Тебя душит моя любовь?
Дитя беспечное, жизни не ведающее, дитя бедное, дитя неблагодарное!
Разве любовь – услуга, за которую ты требуешь платы?
6. Неблагодарный.
А земля благодарна Солнцу за его свет? А дерево – семени, из которого выросло? Поет ли соловей своей матери, согревавшей его своей грудью?
Отдаешь ли ты ребенку полученное тобой от родителей или всего лишь одалживаешь, чтобы потом отобрать, скрупулезно все записывая и высчитывая проценты?
Разве любовь – услуга, за которую ты требуешь платы?
«Мать-ворона, как безумная, мечется вокруг, садится чуть не на плечи юному смельчаку, хватает клювом за палку или за ветки над его головой, как молотом стучит головой по дереву, грызет ветки и каркает в отчаянии хрипло, надсадно и отвратительно. Когда мальчишка сбрасывает птенца, она кидается наземь и, волоча крылья, разевает клюв, хочет каркнуть, но голоса нет, машет крыльями и скачет к ногам мальчишки, обезумевшая, смешная, словно она первая в своем роду решилась на самоубийство. Когда были перебиты все ее детеныши, она взлетела на дерево к опустошенному гнезду и, кружась над ним, о чем-то думала…» (Жеромский) [4]
4
Цитата из рассказа С. Жеромского «Забвение». Пер. В Зеленевской. – Здесь и далее примеч. переводчика.
Материнская любовь – это стихия. Люди изменили ее по-своему. Весь цивилизованный мир, исключая разве что некоторые слои, не затронутые культурой, практикует детоубийство. Супруги, у которых двое детей, когда могло бы быть двенадцать, – это убийцы десятерых неродившихся, среди которых и был тот единственный, именно «их ребенок». Может, среди неродившихся они убили самого дорогого…
Так что же делать?
Надо растить не тех детей, что не родились, а тех, которые рождаются и будут жить.
Напыщенность незрелости.
Я долго не хотел понять, что необходим расчет и забота о детях, которые рождаются. В неволе разорванной на части Польши, подданный, а не гражданин, я бездушно не желал помнить, что вместе с детьми должны появляться на свет школы, рабочие места, больницы, культурные условия жизни. Безрассудную плодовитость я сегодня воспринимаю как зло и легкомысленный проступок: возможно, мы в преддверии возникновения новых законов, диктуемых евгеникой и демографической политикой.
Мир отбирает его у матери
7. Здоров ли он? Еще так непривычно, что он – уже не часть матери. Ведь еще совсем недавно, в их сдвоенной жизни, страх за него был частью страха за себя.
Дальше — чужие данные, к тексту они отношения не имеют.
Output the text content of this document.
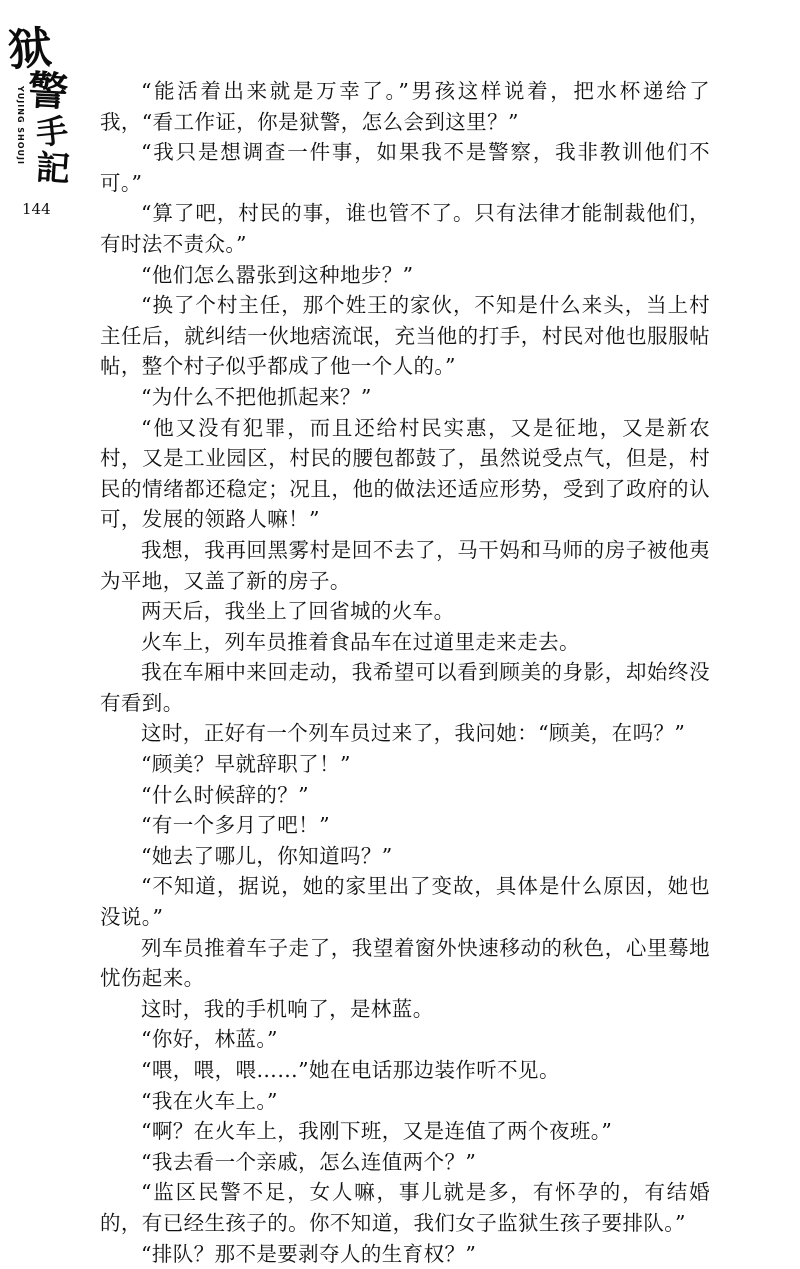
狱
警
手
記
YUJING SHOUJI
144

“能活着出来就是万幸了。”男孩这样说着，把水杯递给了我，“看工作证，你是狱警，怎么会到这里？”

“我只是想调查一件事，如果我不是警察，我非教训他们不可。”

“算了吧，村民的事，谁也管不了。只有法律才能制裁他们，有时法不责众。”

“他们怎么嚣张到这种地步？”

“换了个村主任，那个姓王的家伙，不知是什么来头，当上村主任后，就纠结一伙地痞流氓，充当他的打手，村民对他也服服帖帖，整个村子似乎都成了他一个人的。”

“为什么不把他抓起来？”

“他又没有犯罪，而且还给村民实惠，又是征地，又是新农村，又是工业园区，村民的腰包都鼓了，虽然说受点气，但是，村民的情绪都还稳定；况且，他的做法还适应形势，受到了政府的认可，发展的领路人嘛！”

我想，我再回黑雾村是回不去了，马干妈和马师的房子被他夷为平地，又盖了新的房子。

两天后，我坐上了回省城的火车。

火车上，列车员推着食品车在过道里走来走去。

我在车厢中来回走动，我希望可以看到顾美的身影，却始终没有看到。

这时，正好有一个列车员过来了，我问她：“顾美，在吗？”

“顾美？早就辞职了！”

“什么时候辞的？”

“有一个多月了吧！”

“她去了哪儿，你知道吗？”

“不知道，据说，她的家里出了变故，具体是什么原因，她也没说。”

列车员推着车子走了，我望着窗外快速移动的秋色，心里蓦地忧伤起来。

这时，我的手机响了，是林蓝。

“你好，林蓝。”

“喂，喂，喂……”她在电话那边装作听不见。

“我在火车上。”

“啊？在火车上，我刚下班，又是连值了两个夜班。”

“我去看一个亲戚，怎么连值两个？”

“监区民警不足，女人嘛，事儿就是多，有怀孕的，有结婚的，有已经生孩子的。你不知道，我们女子监狱生孩子要排队。”

“排队？那不是要剥夺人的生育权？”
Как же она мечтала, чтобы это время кончилось, как хотела, чтобы эта минута осталась позади. Думала, что тут-то она и избавится от всех страхов и волнений.
А теперь?
Странное дело: раньше ребенок был ей ближе, больше был ее собственностью, мать была увереннее в его безопасности, лучше его понимала. Полагала, что все знает, все сможет. С той поры, когда руки – профессиональные, оплаченные, опытные – приняли опеку над ним, она, отодвинутая на второй план, потеряла покой.
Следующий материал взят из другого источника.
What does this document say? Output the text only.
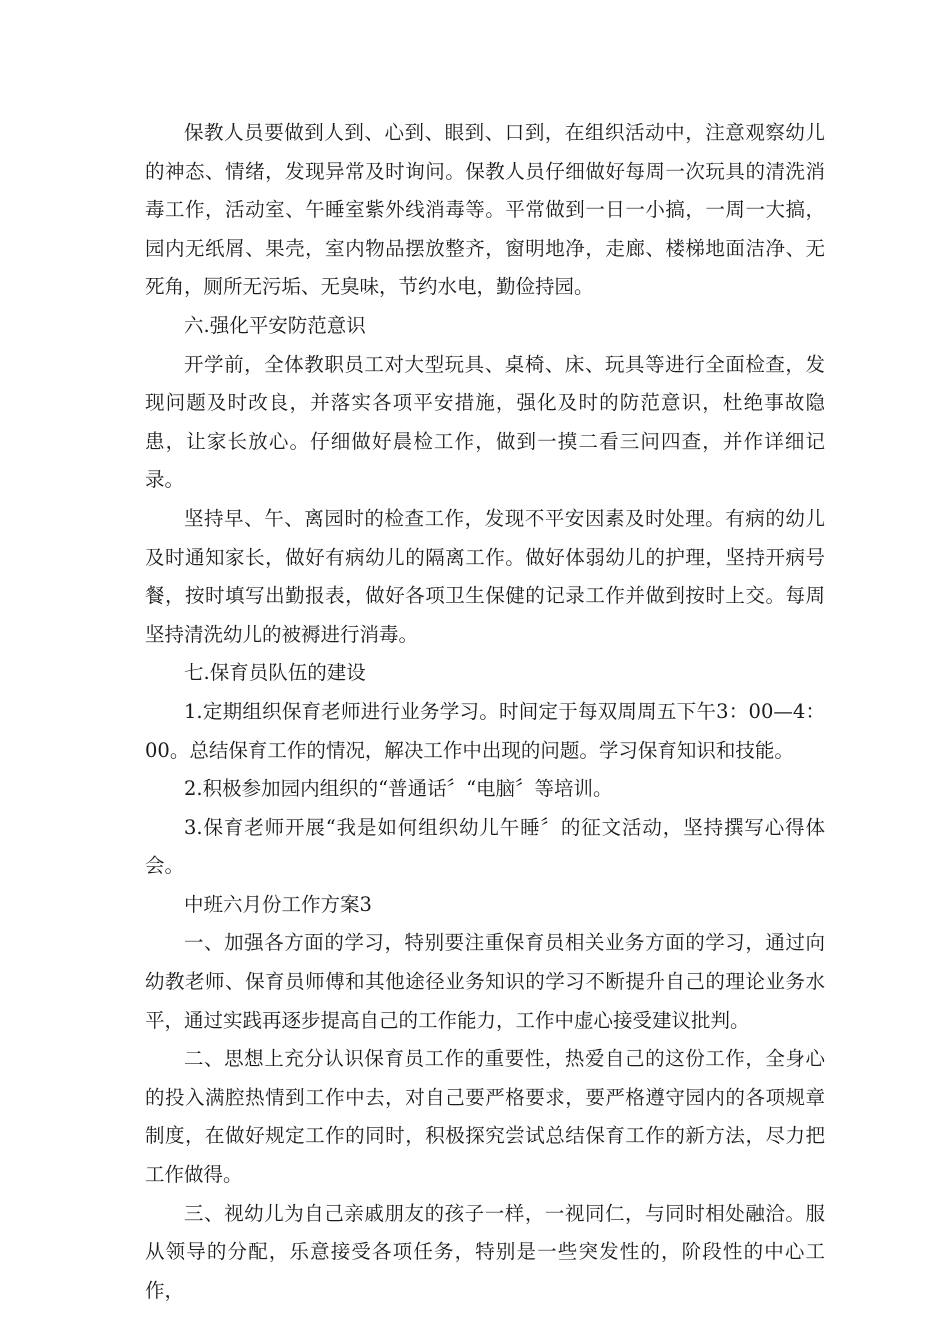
保教人员要做到人到、心到、眼到、口到，在组织活动中，注意观察幼儿的神态、情绪，发现异常及时询问。保教人员仔细做好每周一次玩具的清洗消毒工作，活动室、午睡室紫外线消毒等。平常做到一日一小搞，一周一大搞，园内无纸屑、果壳，室内物品摆放整齐，窗明地净，走廊、楼梯地面洁净、无死角，厕所无污垢、无臭味，节约水电，勤俭持园。

六.强化平安防范意识

开学前，全体教职员工对大型玩具、桌椅、床、玩具等进行全面检查，发现问题及时改良，并落实各项平安措施，强化及时的防范意识，杜绝事故隐患，让家长放心。仔细做好晨检工作，做到一摸二看三问四查，并作详细记录。

坚持早、午、离园时的检查工作，发现不平安因素及时处理。有病的幼儿及时通知家长，做好有病幼儿的隔离工作。做好体弱幼儿的护理，坚持开病号餐，按时填写出勤报表，做好各项卫生保健的记录工作并做到按时上交。每周坚持清洗幼儿的被褥进行消毒。

七.保育员队伍的建设

1.定期组织保育老师进行业务学习。时间定于每双周周五下午3：00—4：00。总结保育工作的情况，解决工作中出现的问题。学习保育知识和技能。

2.积极参加园内组织的“普通话〞“电脑〞等培训。

3.保育老师开展“我是如何组织幼儿午睡〞的征文活动，坚持撰写心得体会。

中班六月份工作方案3

一、加强各方面的学习，特别要注重保育员相关业务方面的学习，通过向幼教老师、保育员师傅和其他途径业务知识的学习不断提升自己的理论业务水平，通过实践再逐步提高自己的工作能力，工作中虚心接受建议批判。

二、思想上充分认识保育员工作的重要性，热爱自己的这份工作，全身心的投入满腔热情到工作中去，对自己要严格要求，要严格遵守园内的各项规章制度，在做好规定工作的同时，积极探究尝试总结保育工作的新方法，尽力把工作做得。

三、视幼儿为自己亲戚朋友的孩子一样，一视同仁，与同时相处融洽。服从领导的分配，乐意接受各项任务，特别是一些突发性的，阶段性的中心工作，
Мир уже отбирает его у матери.
И в долгие часы вынужденного бездействия появляется множество вопросов: что я ему дала, какое приданое, чем защитила?
Он здоров, так почему же он плачет?
Почему он худой, почему плохо сосет, не спит, так много спит? Почему у него большая головка, ножки поджаты, кулачки стиснуты? Почему красная кожа? Белые прыщики на носике? Почему он косит, икает, чихает, поперхнулся, почему охрип?
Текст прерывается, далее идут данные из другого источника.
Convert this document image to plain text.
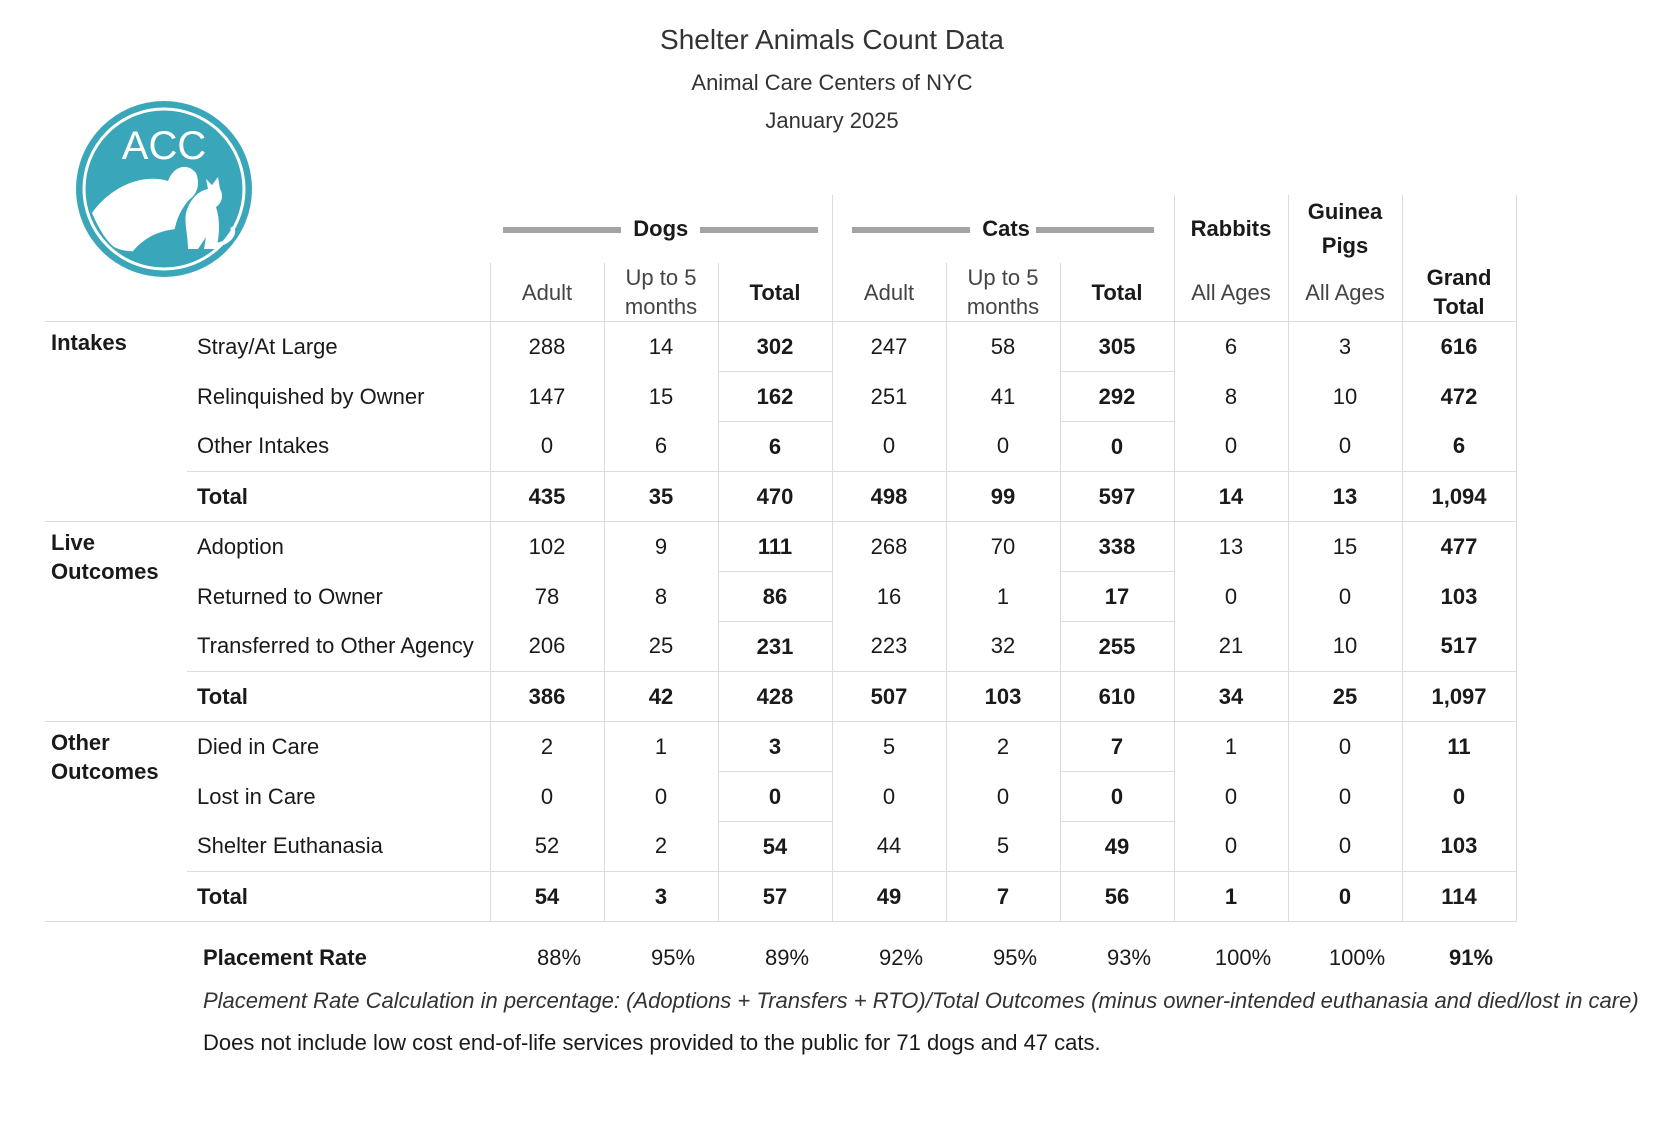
Shelter Animals Count Data
Animal Care Centers of NYC
January 2025
ACC
		Dogs			Cats			Rabbits	Guinea
Pigs	
		Adult	Up to 5
months	Total	Adult	Up to 5
months	Total	All Ages	All Ages	Grand
Total
Intakes	Stray/At Large	288	14	302	247	58	305	6	3	616
	Relinquished by Owner	147	15	162	251	41	292	8	10	472
	Other Intakes	0	6	6	0	0	0	0	0	6
	Total	435	35	470	498	99	597	14	13	1,094
Live
Outcomes	Adoption	102	9	111	268	70	338	13	15	477
	Returned to Owner	78	8	86	16	1	17	0	0	103
	Transferred to Other Agency	206	25	231	223	32	255	21	10	517
	Total	386	42	428	507	103	610	34	25	1,097
Other
Outcomes	Died in Care	2	1	3	5	2	7	1	0	11
	Lost in Care	0	0	0	0	0	0	0	0	0
	Shelter Euthanasia	52	2	54	44	5	49	0	0	103
	Total	54	3	57	49	7	56	1	0	114
Placement Rate	88%	95%	89%	92%	95%	93%	100%	100%	91%
Placement Rate Calculation in percentage: (Adoptions + Transfers + RTO)/Total Outcomes (minus owner-intended euthanasia and died/lost in care)
Does not include low cost end-of-life services provided to the public for 71 dogs and 47 cats.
Так и должно быть? А может, все ей врут?
Она вглядывается в это маленькое беспомощное существо, непохожее ни на одного из тех маленьких и беззубых существ, каких она видела на улице и в саду.
Может ли быть такое, чтобы вот это существо через три-четыре месяца стало таким же, как они?
А может, они ошибаются?
Может, легкомысленно отмахиваются от нее?
Мать недоверчиво слушает врача, следит за ним взглядом, старается по его глазам, приподнятой брови, пожатию плеч угадать – правду ли он ей говорит, не колеблется ли, достаточно ли внимателен.
Ты хочешь скрыть от ребенка, что он красив?
8. «Красивый? Мне это не важно». Так отвечают неискренние матери, желая подчеркнуть свое серьезное отношение к задачам воспитания.